让我们将它们放到一个简单的培训示例中,以更好地了解theano!
(Minimal Training Theano Example)
Let’s try and train something using theano. We will be using gradient descent to train weights in W so that we get better results from the model than existing (0.9):
让我们尝试使用theano训练一些东西。 我们将使用梯度下降来训练W中的权重,以便从模型中获得比现有(0.9)更好的结果:
import theano
import numpy
# declare variables
x = theano.tensor.fvector('x')
target = theano.tensor.fscalar('target')
W = theano.shared(numpy.asarray([0.2, 0.7]), 'W')
# create expressions
y = (x * W).sum()
cost = theano.tensor.sqr(target - y)
gradients = theano.tensor.grad(cost, [W])
W_updated = W - (0.1 * gradients[0])
updates = [(W, W_updated)]
# create a callable object from expression
f = theano.function([x, target], y, updates=updates)
# call the function and print results
for i in range(10):
result = f([1.0, 1.0], 20.0)
print(result)When we run this program, we can see the output as:
The second input variable ‘target’ will act as the target value we use for training:
当我们运行该程序时,我们可以看到输出为:
第二个输入变量“ target”将用作我们用于训练的目标值:
target = theano.tensor.fscalar('target')We need a cost function to train the model, which is usually squared distance from target value
我们需要一个成本函数来训练模型,通常是距目标值的平方距离
cost = theano.tensor.sqr(target - y)Next, we need to calculate partial gradients for the parameters to be updated with respect to the cost function.

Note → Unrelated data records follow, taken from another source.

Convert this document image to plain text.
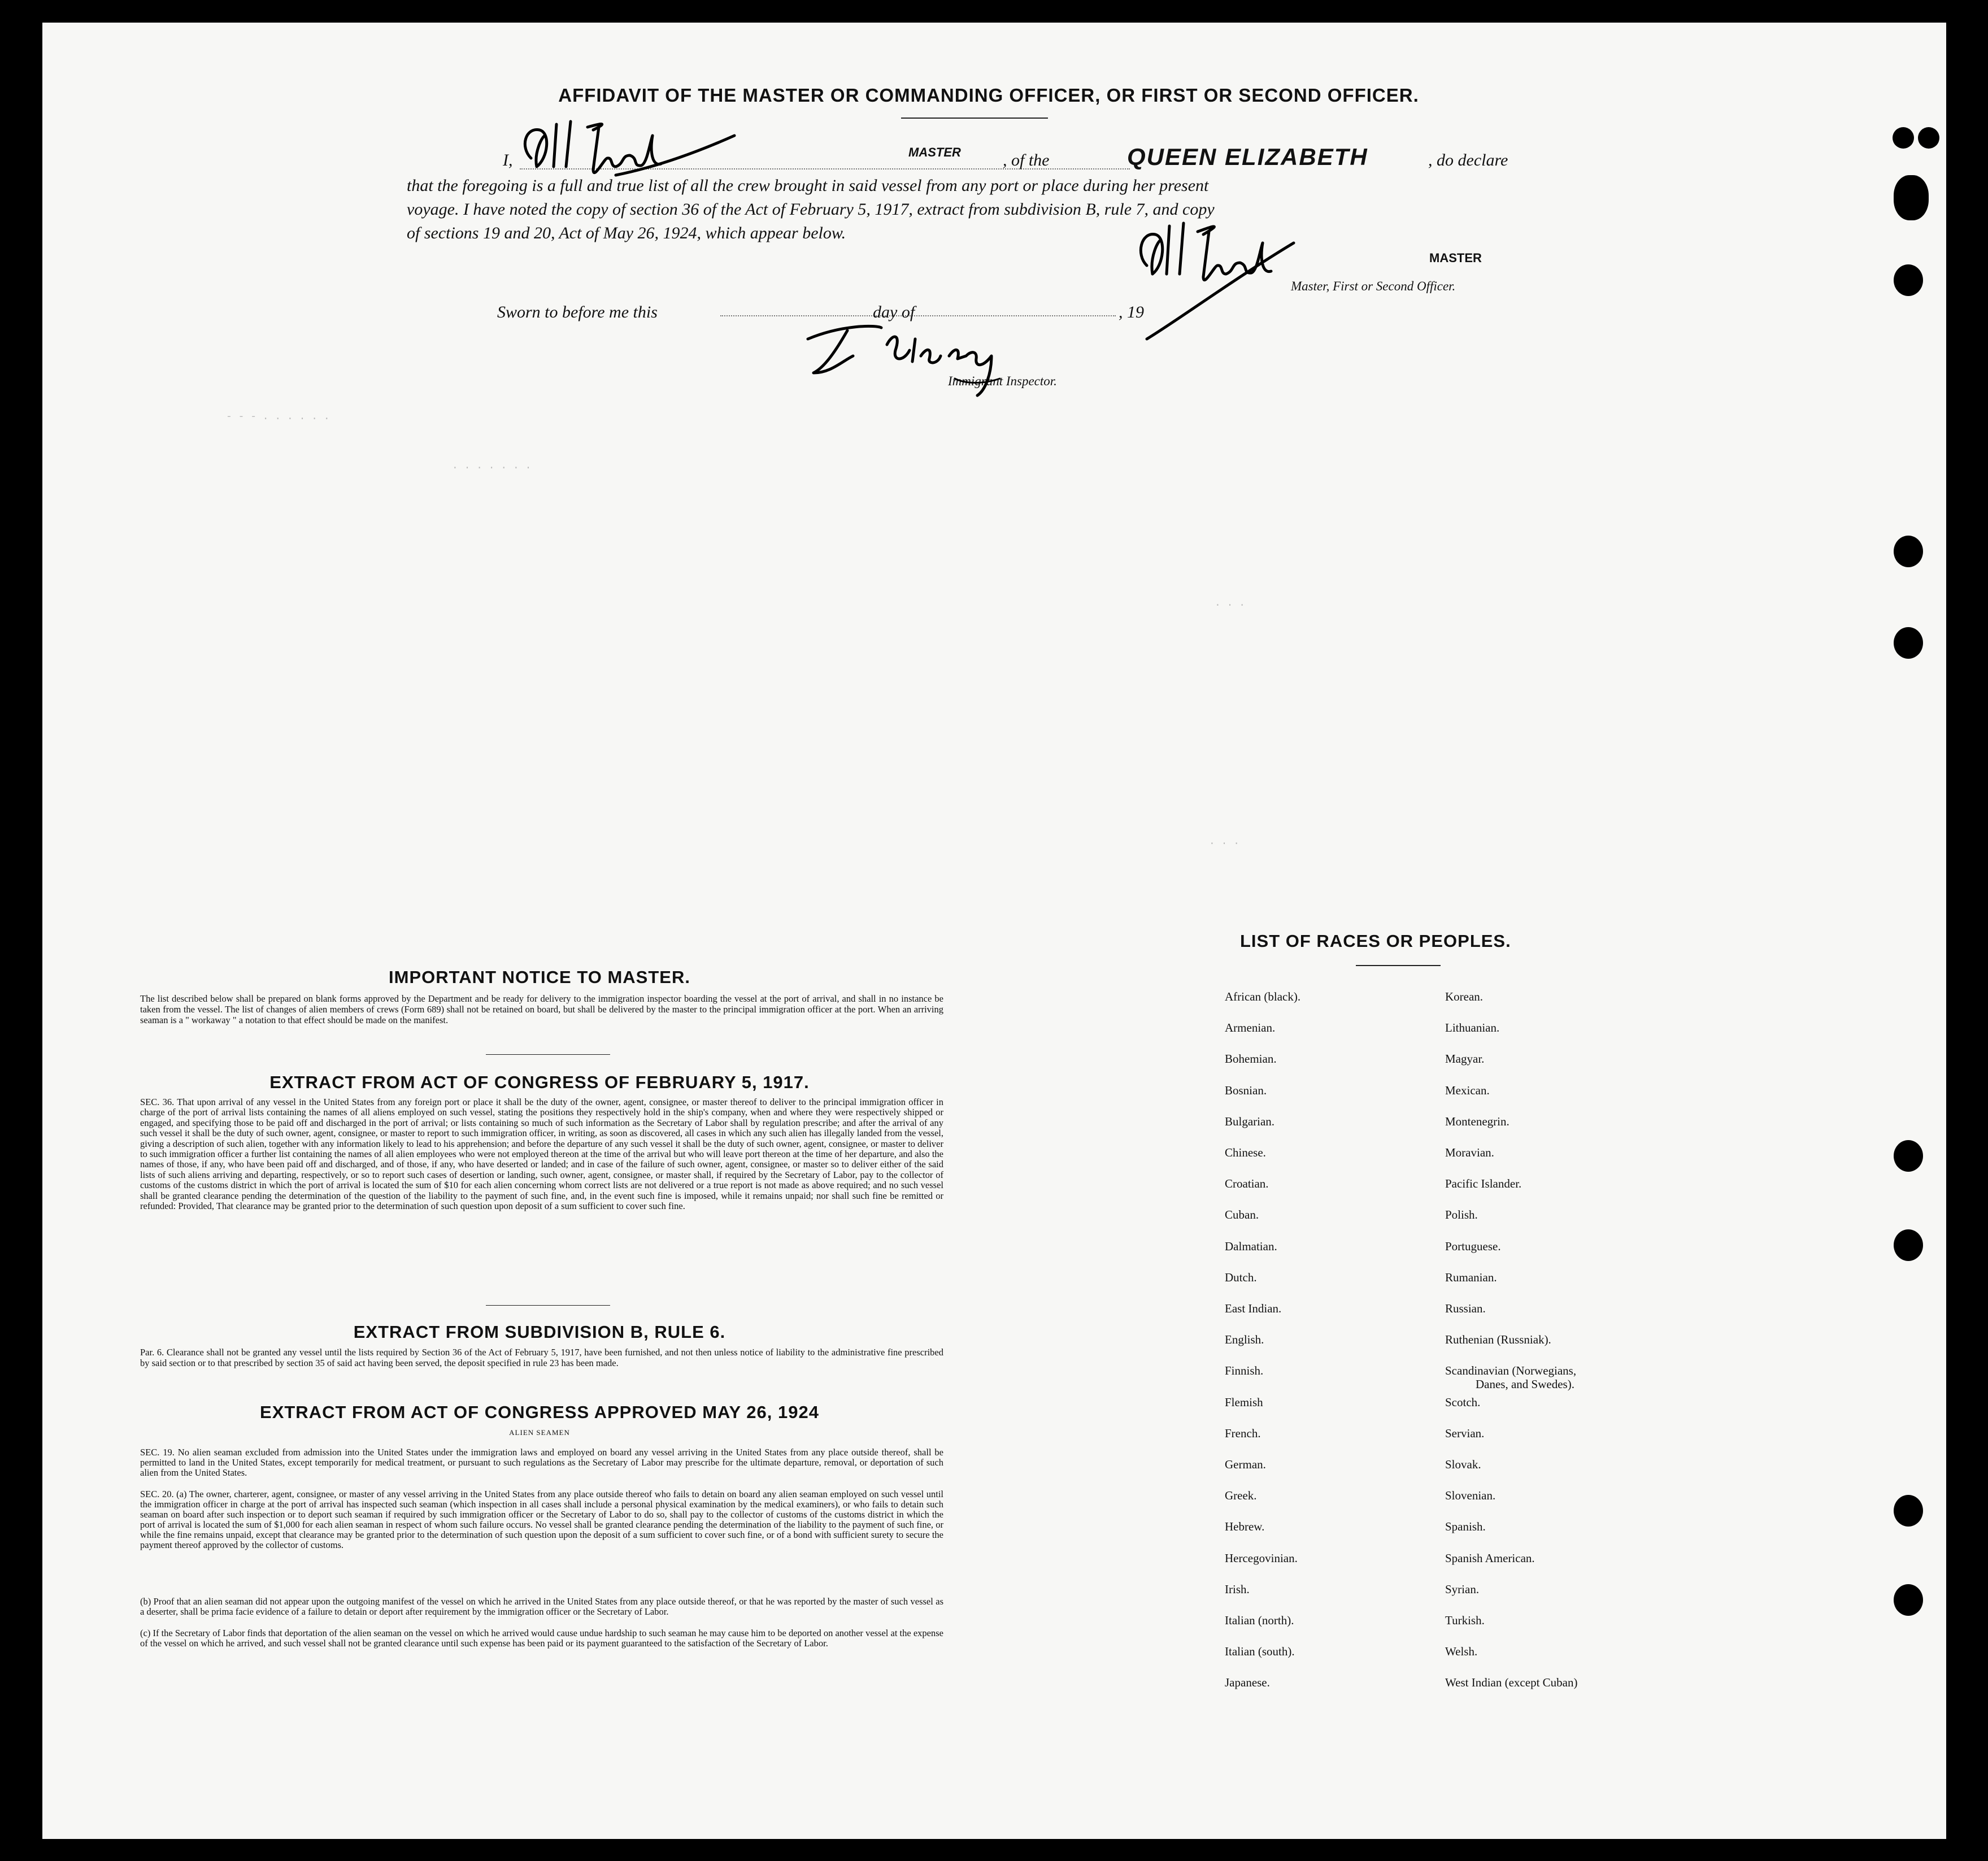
AFFIDAVIT OF THE MASTER OR COMMANDING OFFICER, OR FIRST OR SECOND OFFICER.
I,	MASTER , of the	QUEEN ELIZABETH	, do declare
that the foregoing is a full and true list of all the crew brought in said vessel from any port or place during her present
voyage. I have noted the copy of section 36 of the Act of February 5, 1917, extract from subdivision B, rule 7, and copy
of sections 19 and 20, Act of May 26, 1924, which appear below.
MASTER
Master, First or Second Officer.
Sworn to before me this	day of	, 19
Immigrant Inspector.
- - - . . . . . .
. . . . . . .
. . .
. . .
IMPORTANT NOTICE TO MASTER.
The list described below shall be prepared on blank forms approved by the Department and be ready for delivery to the immigration inspector boarding the vessel at the port of arrival, and shall in no instance be taken from the vessel. The list of changes of alien members of crews (Form 689) shall not be retained on board, but shall be delivered by the master to the principal immigration officer at the port. When an arriving seaman is a " workaway " a notation to that effect should be made on the manifest.
EXTRACT FROM ACT OF CONGRESS OF FEBRUARY 5, 1917.
SEC. 36. That upon arrival of any vessel in the United States from any foreign port or place it shall be the duty of the owner, agent, consignee, or master thereof to deliver to the principal immigration officer in charge of the port of arrival lists containing the names of all aliens employed on such vessel, stating the positions they respectively hold in the ship's company, when and where they were respectively shipped or engaged, and specifying those to be paid off and discharged in the port of arrival; or lists containing so much of such information as the Secretary of Labor shall by regulation prescribe; and after the arrival of any such vessel it shall be the duty of such owner, agent, consignee, or master to report to such immigration officer, in writing, as soon as discovered, all cases in which any such alien has illegally landed from the vessel, giving a description of such alien, together with any information likely to lead to his apprehension; and before the departure of any such vessel it shall be the duty of such owner, agent, consignee, or master to deliver to such immigration officer a further list containing the names of all alien employees who were not employed thereon at the time of the arrival but who will leave port thereon at the time of her departure, and also the names of those, if any, who have been paid off and discharged, and of those, if any, who have deserted or landed; and in case of the failure of such owner, agent, consignee, or master so to deliver either of the said lists of such aliens arriving and departing, respectively, or so to report such cases of desertion or landing, such owner, agent, consignee, or master shall, if required by the Secretary of Labor, pay to the collector of customs of the customs district in which the port of arrival is located the sum of $10 for each alien concerning whom correct lists are not delivered or a true report is not made as above required; and no such vessel shall be granted clearance pending the determination of the question of the liability to the payment of such fine, and, in the event such fine is imposed, while it remains unpaid; nor shall such fine be remitted or refunded: Provided, That clearance may be granted prior to the determination of such question upon deposit of a sum sufficient to cover such fine.
EXTRACT FROM SUBDIVISION B, RULE 6.
Par. 6. Clearance shall not be granted any vessel until the lists required by Section 36 of the Act of February 5, 1917, have been furnished, and not then unless notice of liability to the administrative fine prescribed by said section or to that prescribed by section 35 of said act having been served, the deposit specified in rule 23 has been made.
EXTRACT FROM ACT OF CONGRESS APPROVED MAY 26, 1924
ALIEN SEAMEN
SEC. 19. No alien seaman excluded from admission into the United States under the immigration laws and employed on board any vessel arriving in the United States from any place outside thereof, shall be permitted to land in the United States, except temporarily for medical treatment, or pursuant to such regulations as the Secretary of Labor may prescribe for the ultimate departure, removal, or deportation of such alien from the United States.
SEC. 20. (a) The owner, charterer, agent, consignee, or master of any vessel arriving in the United States from any place outside thereof who fails to detain on board any alien seaman employed on such vessel until the immigration officer in charge at the port of arrival has inspected such seaman (which inspection in all cases shall include a personal physical examination by the medical examiners), or who fails to detain such seaman on board after such inspection or to deport such seaman if required by such immigration officer or the Secretary of Labor to do so, shall pay to the collector of customs of the customs district in which the port of arrival is located the sum of $1,000 for each alien seaman in respect of whom such failure occurs. No vessel shall be granted clearance pending the determination of the liability to the payment of such fine, or while the fine remains unpaid, except that clearance may be granted prior to the determination of such question upon the deposit of a sum sufficient to cover such fine, or of a bond with sufficient surety to secure the payment thereof approved by the collector of customs.
(b) Proof that an alien seaman did not appear upon the outgoing manifest of the vessel on which he arrived in the United States from any place outside thereof, or that he was reported by the master of such vessel as a deserter, shall be prima facie evidence of a failure to detain or deport after requirement by the immigration officer or the Secretary of Labor.
(c) If the Secretary of Labor finds that deportation of the alien seaman on the vessel on which he arrived would cause undue hardship to such seaman he may cause him to be deported on another vessel at the expense of the vessel on which he arrived, and such vessel shall not be granted clearance until such expense has been paid or its payment guaranteed to the satisfaction of the Secretary of Labor.
LIST OF RACES OR PEOPLES.
African (black).
Armenian.
Bohemian.
Bosnian.
Bulgarian.
Chinese.
Croatian.
Cuban.
Dalmatian.
Dutch.
East Indian.
English.
Finnish.
Flemish
French.
German.
Greek.
Hebrew.
Hercegovinian.
Irish.
Italian (north).
Italian (south).
Japanese.
Korean.
Lithuanian.
Magyar.
Mexican.
Montenegrin.
Moravian.
Pacific Islander.
Polish.
Portuguese.
Rumanian.
Russian.
Ruthenian (Russniak).
Scandinavian (Norwegians,
Scotch.
Servian.
Slovak.
Slovenian.
Spanish.
Spanish American.
Syrian.
Turkish.
Welsh.
West Indian (except Cuban)
Danes, and Swedes).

As we have seen that in earlier example, Theano will do that for us. We simply call the grad function with required arguments:
接下来,我们需要针对成本函数计算要更新的参数的局部梯度。 正如我们在较早的示例中看到的那样,Theano将为我们做到这一点。 我们只需使用必需的参数调用grad函数即可:
gradients = theano.tensor.grad(cost, [W])Now let’s define a variable for the updated version of the parameter. As we know in gradient descent the updated value equals learning rate times gradient subtracted from existing value.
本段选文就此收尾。